Undisclosed recipients

15 Jan Undisclosed recipients

Je les déteste, et j’en reçois souvent. Il m’arrive aussi des les pratiquer. Vous savez, ces mails envoyés de telle manière qu’on ne puisse pas voir les autres destinataires. Confidentialité, froideur… Il y a quelque chose d’inhumain et même d’hostile dans cet « undisclosed ». J’ai à chaque fois des mauvaises associations, comme si je lisais « indisposé » et « fermé ». « Recipients », c’est même pire, et ça ne donne pas envie. On visualise des boites, des récipients justement. J’imagine des casemates qui communiquent entre elles en s’ouvrant et se fermant automatiquement, sous l’impulsion d’une machine réglée à l’avance.

Alors c’est promis, j’arrête ! Ce sera ma première contribution effective au sauvetage écologique. Déjà que je ne trie pas mes poubelles, il faut un début à tout, non ? Cela fera moins de mails, car il paraît qu’ils polluent, eux aussi. On s’inquiète tellement des dangers qui menacent notre bonne vieille terre.

Et je ferai coup double, en m’attaquant aux périls qui attaquent l’homme. Je tenterai de garder une communication plus directe, plus « personnelle ». Les nouvelles technologies dont je raffole pourtant, elles nous serrent de plus en plus à la gorge avec leurs trouvailles de plus en plus inquiétantes parfois et, souvent, si abrutissantes.

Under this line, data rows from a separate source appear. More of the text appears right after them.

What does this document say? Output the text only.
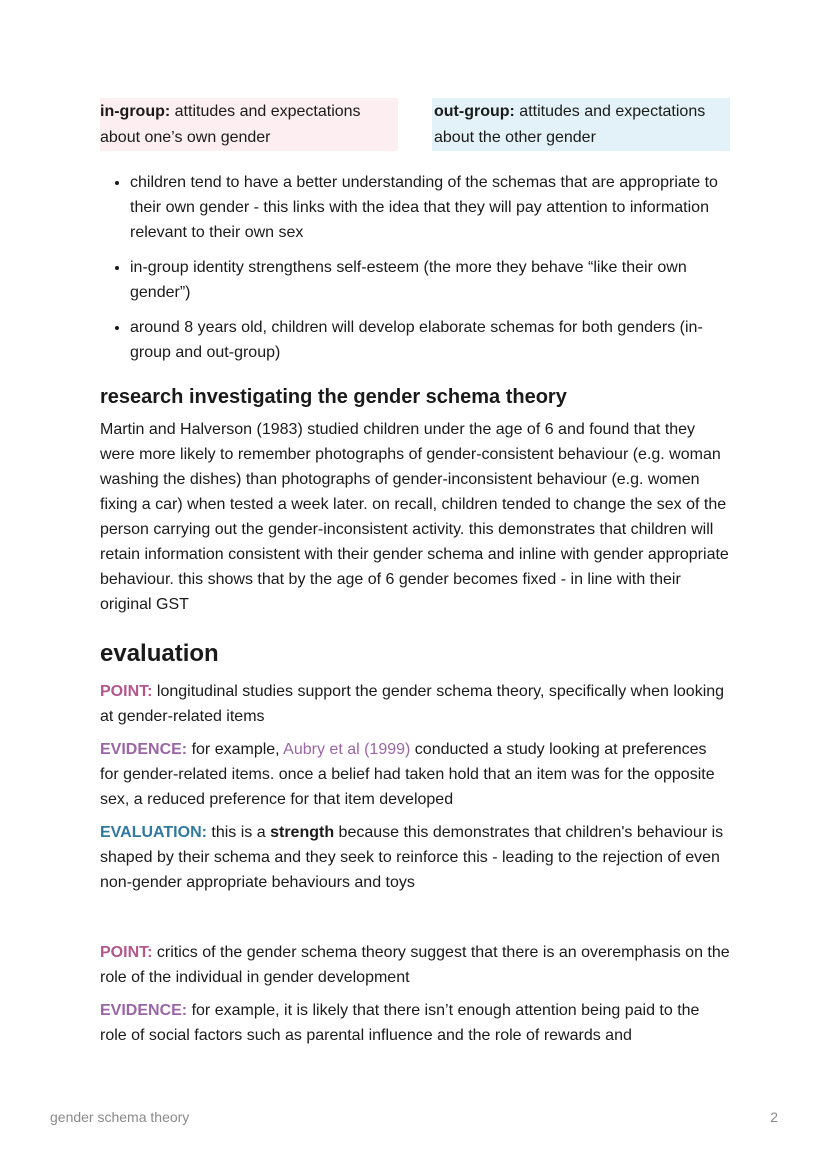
in-group: attitudes and expectations about one’s own gender
out-group: attitudes and expectations about the other gender
• children tend to have a better understanding of the schemas that are appropriate to their own gender - this links with the idea that they will pay attention to information relevant to their own sex
• in-group identity strengthens self-esteem (the more they behave “like their own gender”)
• around 8 years old, children will develop elaborate schemas for both genders (in-group and out-group)
research investigating the gender schema theory

Martin and Halverson (1983) studied children under the age of 6 and found that they were more likely to remember photographs of gender-consistent behaviour (e.g. woman washing the dishes) than photographs of gender-inconsistent behaviour (e.g. women fixing a car) when tested a week later. on recall, children tended to change the sex of the person carrying out the gender-inconsistent activity. this demonstrates that children will retain information consistent with their gender schema and inline with gender appropriate behaviour. this shows that by the age of 6 gender becomes fixed - in line with their original GST

evaluation

POINT: longitudinal studies support the gender schema theory, specifically when looking at gender-related items

EVIDENCE: for example, Aubry et al (1999) conducted a study looking at preferences  for gender-related items. once a belief had taken hold that an item was for the opposite sex, a reduced preference for that item developed

EVALUATION: this is a strength because this demonstrates that children's behaviour is shaped by their schema and they seek to reinforce this - leading to the rejection of even non-gender appropriate behaviours and toys

POINT: critics of the gender schema theory suggest that there is an overemphasis on the role of the individual in gender development

EVIDENCE: for example, it is likely that there isn’t enough attention being paid to the role of social factors such as parental influence and the role of rewards and

gender schema theory	2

Et on a encore rien vu. Que celui qui n’a pas subi les lavages de cerveau des call center et échangé avec les robots dans des interrogatoires infâmes lève sa souris !

On se comprend. Il ne faudrait pas non plus jouer les rabat-joie. Il y a du positif, des merveilles, de réels progrès. On peut soigner et même opérer à distance. Faciliter l’accès au savoir, être partout à la fois. Je me réjouirai lorsque mon avatar virtuel vivra tous mes rêves. Alors tout sera permis, avec capteurs sensoriels intégrés et connectés à mes cellules de chair. On pourra jouir sans rien subir et que personne n’en souffre, bien au contraire !

Je ne suis pas pessimiste, l’homme n’est ni pire ni meilleur qu’avant, ses progrès sont à la hauteur des nouvelles régressions pour lesquelles il est tout aussi inventif. Il suffit de voir notre XXème siecle, sommet de civilisation pour les sociaux démocrates, le plus barbare de tous à beaucoup d’égards.

J’en finis-là de mes détours sociologiques. Je ne reviendrai qu’en apprenti conteur, littéraire ou poète, des beautés et des émotions qui me ravissent. C’est promis aussi.